Kanclerz Friedrich Merz wezwał NATO do podjęcia „skutecznie odstraszających” działań w odpowiedzi na powtarzające się naruszenia przestrzeni powietrznej państw NATO przez Rosję. – Nie pozwolimy na dalsze ataki – oświadczył w czwartek na konferencji prasowej.
We wtorek NATO ostrzegło Moskwę, że w obronie krajów członkowskich wykorzysta „wszystkie niezbędne środki militarne i niemilitarne”. Kanclerz Niemiec ocenił to podejście jako „absolutnie słuszne”.
Wrogie działania Rosji, chodzi o ruch satelitów. Minister obrony Niemiec ujawnia
W czwartek minister obrony Boris Pistorius ujawnił, że Rosja śledzi sprzęt używany przez niemieckie siły zbrojne. Wskazał na dwa satelity z systemu Luch/Olymp, które zbliżyły się do wykorzystywanych przez Niemcy satelitów Intelsat.

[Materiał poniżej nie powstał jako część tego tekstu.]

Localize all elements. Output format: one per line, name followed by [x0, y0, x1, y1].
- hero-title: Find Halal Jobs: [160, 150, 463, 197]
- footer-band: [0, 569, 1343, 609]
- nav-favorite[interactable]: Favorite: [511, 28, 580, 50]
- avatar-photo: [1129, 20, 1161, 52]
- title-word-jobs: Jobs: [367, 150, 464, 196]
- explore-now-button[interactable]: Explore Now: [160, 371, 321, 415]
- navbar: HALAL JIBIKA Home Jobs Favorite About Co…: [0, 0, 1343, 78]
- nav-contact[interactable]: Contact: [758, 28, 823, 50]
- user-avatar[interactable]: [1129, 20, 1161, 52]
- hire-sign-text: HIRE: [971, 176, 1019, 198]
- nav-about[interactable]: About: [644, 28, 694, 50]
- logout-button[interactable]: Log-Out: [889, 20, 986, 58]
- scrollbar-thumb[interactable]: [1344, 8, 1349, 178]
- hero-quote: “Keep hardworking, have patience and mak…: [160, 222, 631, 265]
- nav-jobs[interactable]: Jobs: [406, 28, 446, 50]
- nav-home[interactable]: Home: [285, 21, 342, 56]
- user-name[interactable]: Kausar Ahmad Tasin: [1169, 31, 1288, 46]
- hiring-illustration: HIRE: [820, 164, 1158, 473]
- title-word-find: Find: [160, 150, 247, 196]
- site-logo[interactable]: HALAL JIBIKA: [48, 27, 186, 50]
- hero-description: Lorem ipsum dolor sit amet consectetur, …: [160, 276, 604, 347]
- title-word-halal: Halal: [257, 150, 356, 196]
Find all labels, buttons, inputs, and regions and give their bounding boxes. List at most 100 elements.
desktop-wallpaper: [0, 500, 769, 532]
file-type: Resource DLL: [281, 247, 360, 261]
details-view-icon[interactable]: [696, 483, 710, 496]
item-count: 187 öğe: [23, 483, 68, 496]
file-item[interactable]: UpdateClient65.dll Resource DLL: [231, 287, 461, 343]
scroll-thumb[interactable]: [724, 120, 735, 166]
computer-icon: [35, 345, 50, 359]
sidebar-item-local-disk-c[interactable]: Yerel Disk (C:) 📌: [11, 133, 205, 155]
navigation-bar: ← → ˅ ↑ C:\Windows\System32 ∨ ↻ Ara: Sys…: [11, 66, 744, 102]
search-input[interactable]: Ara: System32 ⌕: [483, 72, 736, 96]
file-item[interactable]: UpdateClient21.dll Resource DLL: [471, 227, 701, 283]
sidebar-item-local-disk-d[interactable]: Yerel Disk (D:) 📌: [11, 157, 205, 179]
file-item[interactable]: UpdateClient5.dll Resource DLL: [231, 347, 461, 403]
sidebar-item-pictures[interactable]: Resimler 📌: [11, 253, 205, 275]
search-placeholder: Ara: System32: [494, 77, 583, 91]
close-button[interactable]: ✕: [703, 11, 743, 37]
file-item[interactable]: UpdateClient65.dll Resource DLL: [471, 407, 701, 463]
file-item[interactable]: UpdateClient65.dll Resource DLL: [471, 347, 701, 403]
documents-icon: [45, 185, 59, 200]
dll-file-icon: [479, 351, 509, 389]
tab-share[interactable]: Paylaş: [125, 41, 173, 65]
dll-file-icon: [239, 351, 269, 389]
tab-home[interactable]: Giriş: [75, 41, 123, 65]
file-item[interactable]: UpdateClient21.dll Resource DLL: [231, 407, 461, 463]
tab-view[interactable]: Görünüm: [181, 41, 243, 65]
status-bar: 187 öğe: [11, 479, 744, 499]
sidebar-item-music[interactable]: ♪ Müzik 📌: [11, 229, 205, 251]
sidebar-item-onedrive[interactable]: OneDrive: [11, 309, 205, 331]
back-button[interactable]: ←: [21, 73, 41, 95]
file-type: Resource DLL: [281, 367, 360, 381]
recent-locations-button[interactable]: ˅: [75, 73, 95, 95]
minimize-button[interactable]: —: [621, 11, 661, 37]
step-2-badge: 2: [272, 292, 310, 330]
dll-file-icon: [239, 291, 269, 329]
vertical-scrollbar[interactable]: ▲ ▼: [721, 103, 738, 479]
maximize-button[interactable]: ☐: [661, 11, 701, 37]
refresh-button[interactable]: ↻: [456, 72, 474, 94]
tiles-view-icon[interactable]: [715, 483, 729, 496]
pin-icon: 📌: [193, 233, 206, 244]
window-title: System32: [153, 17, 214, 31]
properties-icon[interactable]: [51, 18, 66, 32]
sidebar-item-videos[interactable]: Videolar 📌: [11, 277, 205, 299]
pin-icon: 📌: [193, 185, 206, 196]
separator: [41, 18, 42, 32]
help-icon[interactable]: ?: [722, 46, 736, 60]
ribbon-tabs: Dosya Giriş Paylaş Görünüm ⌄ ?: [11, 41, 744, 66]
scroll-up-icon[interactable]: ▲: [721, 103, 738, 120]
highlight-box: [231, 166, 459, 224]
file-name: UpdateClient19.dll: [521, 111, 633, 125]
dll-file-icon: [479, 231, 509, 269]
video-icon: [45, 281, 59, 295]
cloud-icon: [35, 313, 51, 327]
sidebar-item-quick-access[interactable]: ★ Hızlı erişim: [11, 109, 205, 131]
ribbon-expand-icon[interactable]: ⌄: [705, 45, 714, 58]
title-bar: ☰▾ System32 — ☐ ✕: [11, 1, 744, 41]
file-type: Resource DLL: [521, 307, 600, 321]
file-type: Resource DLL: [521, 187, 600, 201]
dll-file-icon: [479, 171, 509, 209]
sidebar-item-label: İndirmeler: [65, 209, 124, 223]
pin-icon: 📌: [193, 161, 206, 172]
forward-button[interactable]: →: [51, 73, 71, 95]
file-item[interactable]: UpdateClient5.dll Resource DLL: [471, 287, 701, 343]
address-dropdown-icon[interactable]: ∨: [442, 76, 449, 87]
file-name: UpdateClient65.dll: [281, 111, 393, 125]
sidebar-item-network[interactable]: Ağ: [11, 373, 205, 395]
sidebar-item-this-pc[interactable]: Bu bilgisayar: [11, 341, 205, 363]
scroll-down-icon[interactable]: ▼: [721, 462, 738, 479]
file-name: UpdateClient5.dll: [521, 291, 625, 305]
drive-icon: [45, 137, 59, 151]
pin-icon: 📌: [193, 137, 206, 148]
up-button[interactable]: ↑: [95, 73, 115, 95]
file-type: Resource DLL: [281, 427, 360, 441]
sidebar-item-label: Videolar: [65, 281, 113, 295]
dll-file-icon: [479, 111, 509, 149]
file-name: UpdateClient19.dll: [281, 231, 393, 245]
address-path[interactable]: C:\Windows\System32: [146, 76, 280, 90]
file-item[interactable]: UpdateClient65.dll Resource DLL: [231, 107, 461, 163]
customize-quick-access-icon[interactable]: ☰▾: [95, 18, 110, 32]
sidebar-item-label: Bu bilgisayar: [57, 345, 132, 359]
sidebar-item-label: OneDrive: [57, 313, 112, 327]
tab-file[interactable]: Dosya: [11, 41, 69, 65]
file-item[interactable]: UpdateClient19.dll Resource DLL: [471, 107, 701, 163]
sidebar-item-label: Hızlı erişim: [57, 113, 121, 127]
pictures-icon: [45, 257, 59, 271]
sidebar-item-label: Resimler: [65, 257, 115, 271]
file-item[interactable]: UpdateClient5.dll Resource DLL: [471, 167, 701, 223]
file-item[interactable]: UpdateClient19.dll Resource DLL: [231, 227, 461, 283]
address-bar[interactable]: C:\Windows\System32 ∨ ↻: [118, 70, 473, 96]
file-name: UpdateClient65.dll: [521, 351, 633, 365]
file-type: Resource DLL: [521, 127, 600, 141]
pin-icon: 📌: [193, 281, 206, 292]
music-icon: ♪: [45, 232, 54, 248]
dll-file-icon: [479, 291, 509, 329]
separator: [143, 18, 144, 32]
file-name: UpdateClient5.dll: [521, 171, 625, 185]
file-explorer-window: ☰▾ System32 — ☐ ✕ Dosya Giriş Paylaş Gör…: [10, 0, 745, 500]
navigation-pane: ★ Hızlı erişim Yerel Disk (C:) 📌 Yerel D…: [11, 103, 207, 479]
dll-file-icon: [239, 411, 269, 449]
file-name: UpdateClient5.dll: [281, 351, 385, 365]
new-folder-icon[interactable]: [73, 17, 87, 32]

Ekspert wojskowy Sean Bell ocenił, że minimalny dystans między rosyjskim satelitą i obiektem innego operatora wynosił ok. 10 km, co w warunkach orbity geostacjonarnej, gdzie satelity praktycznie się nie przemieszczają, stanowi niezwykle niebezpieczne zbliżenie. – To wygląda jak testowanie granic i realne zagrożenie dla wojskowych systemów łączności – podkreślił w rozmowie ze stacją Sky News.
– Rosja i Chiny w ostatnich latach gwałtownie rozwinęły zdolności prowadzenia działań wojennych w przestrzeni kosmicznej. Mogą zakłócać, oślepiać, manipulować satelitami lub nawet je niszczyć – ostrzegł z kolei Pistorius.
Przełomowe słowa szefa NATO. Powtórzył deklarację Trumpa
W czwartek sekretarz generalny NATO Mark Rutte dał zielone światło na zestrzeliwanie rosyjskich maszyn, które naruszą przestrzeń powietrzną państw Sojuszu. Wcześniej podobne zdanie wyraził prezydent USA Donald Trump. Obie deklaracje są wynikiem ostatniego wtargnięcia rosyjskich maszyn do Polski i Estonii.
– Jeśli to konieczne. Całkowicie zgadzam się z prezydentem Trumpem, jeśli to konieczne – powiedział Rutte w wywiadzie dla stacji Fox News, wskazując na możliwość strącania nieprzyjacielskich dronów lub myśliwców.